Swiss atom lab physicist arrested on terror links

GENEVA — French police have arrested a nuclear physicist on suspicion that he had links to terrorist organizations in Algeria, the European Organization for Nuclear Research said today.

The man was one of more than 7,000 scientists working at the organization and has been assigned to analysis projects under contract with an outside institute, said the organization, known as CERN.

The man had no contact with anything that could be used for terrorism, said the organization. The LHCb experiment where he worked is the smallest of a series of installations along the 17-mile circular tunnel under the Swiss-French border.

The nuclear research organization said the unidentified man was arrested Thursday in the eastern French city of Vienne, 20 miles south of Lyon.

That coincides with the arrest by French police in Vienne of two brothers suspected of being in contact with al-Qaida in Islamic Maghreb, but the organization was unable to say if that was the same case.

A French police official said officers arrested two brothers suspected of being in contact with al-Qaida in Islamic Maghreb. The men were French and aged 25 and 32. The arrest was part of a French judge’s probe into suspected terrorist links.

Police searched the suspects’ apartments and seized their computers.

Al-Qaida in Islamic Maghreb regularly targets Algerian government forces and occasionally attacks foreigners.

The collider started spectacularly a year ago with beams of particles flying in both directions on the first day of trying. But later that month an electric failure because of a construction fault caused the entire machine to shut down. It has been undergoing repairs almost ever since.

Spokeswoman Renilde van den Broek said there was no indication of sabotage in the shutdown and that the arrested man would have had access only to the small experiment he was working on, and not to the tunnel itself.

The projects are aimed at making discoveries about the makeup of matter when the Large Hadron Collider — the world largest atom smasher — starts collecting data later this year or early next year.

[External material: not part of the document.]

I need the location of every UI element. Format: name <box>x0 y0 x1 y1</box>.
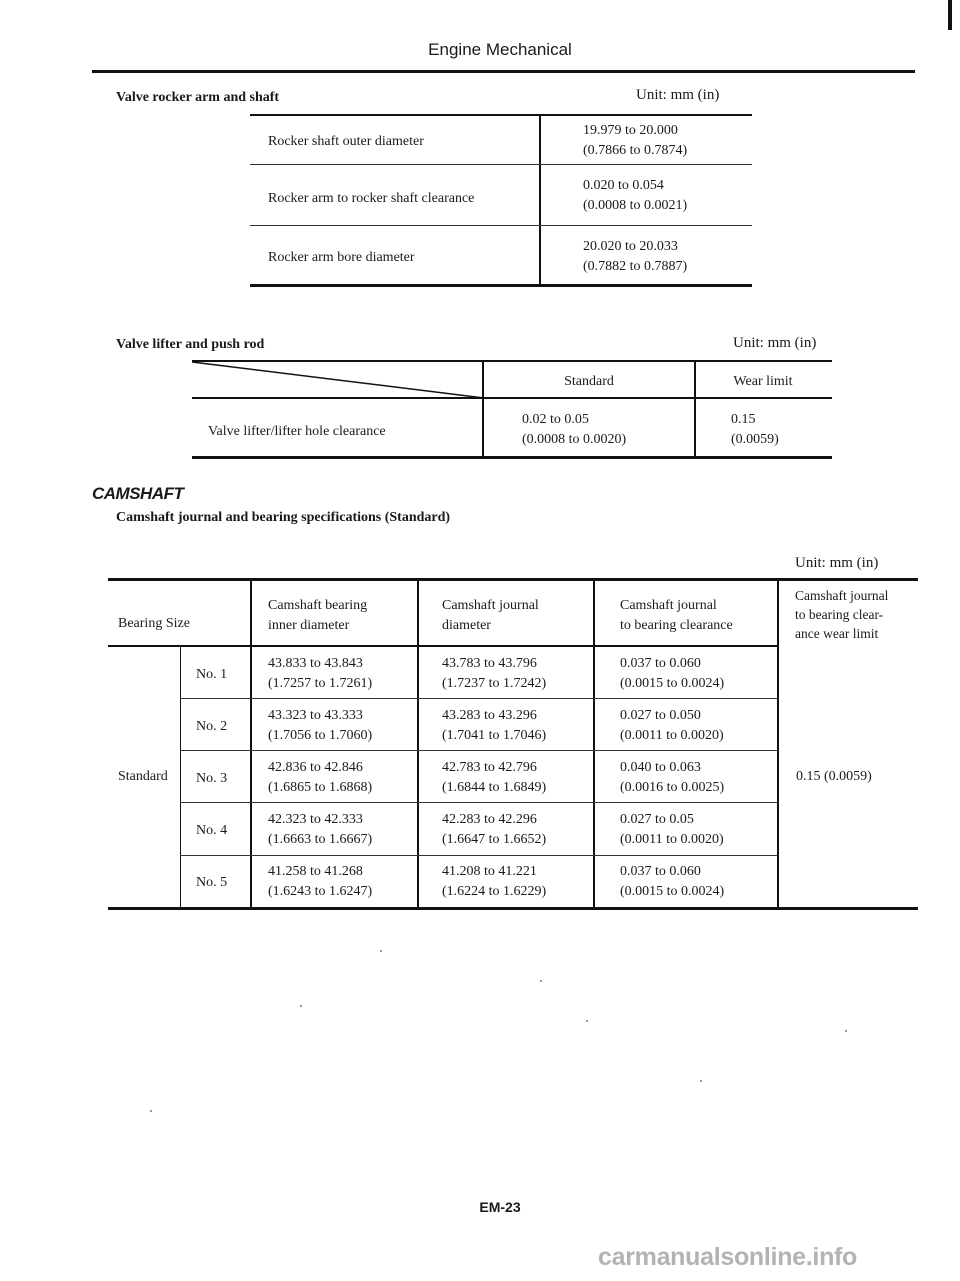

“LHCb is an experiment set up to explore what happened after the Big Bang that allowed matter to survive and build the universe we inhabit today,” said a description on the organization’s Web site.

The Big Bang was a vast explosion that scientists theorize was the beginning of the universe 14 billion years ago.

The European laboratory has been working for years to build the $10 billion collider.

Not all physicists working on the LHCb project were informed of the arrest.

“This is news to me,” said Ken Wyllie, one of dozens of scientists in the department.

The prosecutor’s office in the Isere region said the arrest of the physicist had been transferred to the anti-terrorist section of the Paris prosecutor’s office.

There was no immediate confirmation from the Paris prosecutor’s office or the French Interior Minister.

Many of the scientists at the laboratory, whether or not they are employees of the organization or of other institutes around the world, live in France, and about half the operation is on French territory.

The man has been working on analysis projects with the LHCb experiment at CERN since 2003.

“None of our research has potential for military application, and all our results are published openly in the public domain,” the organization said in a statement.

The laboratory said it is providing the support requested by the French police in the inquiry.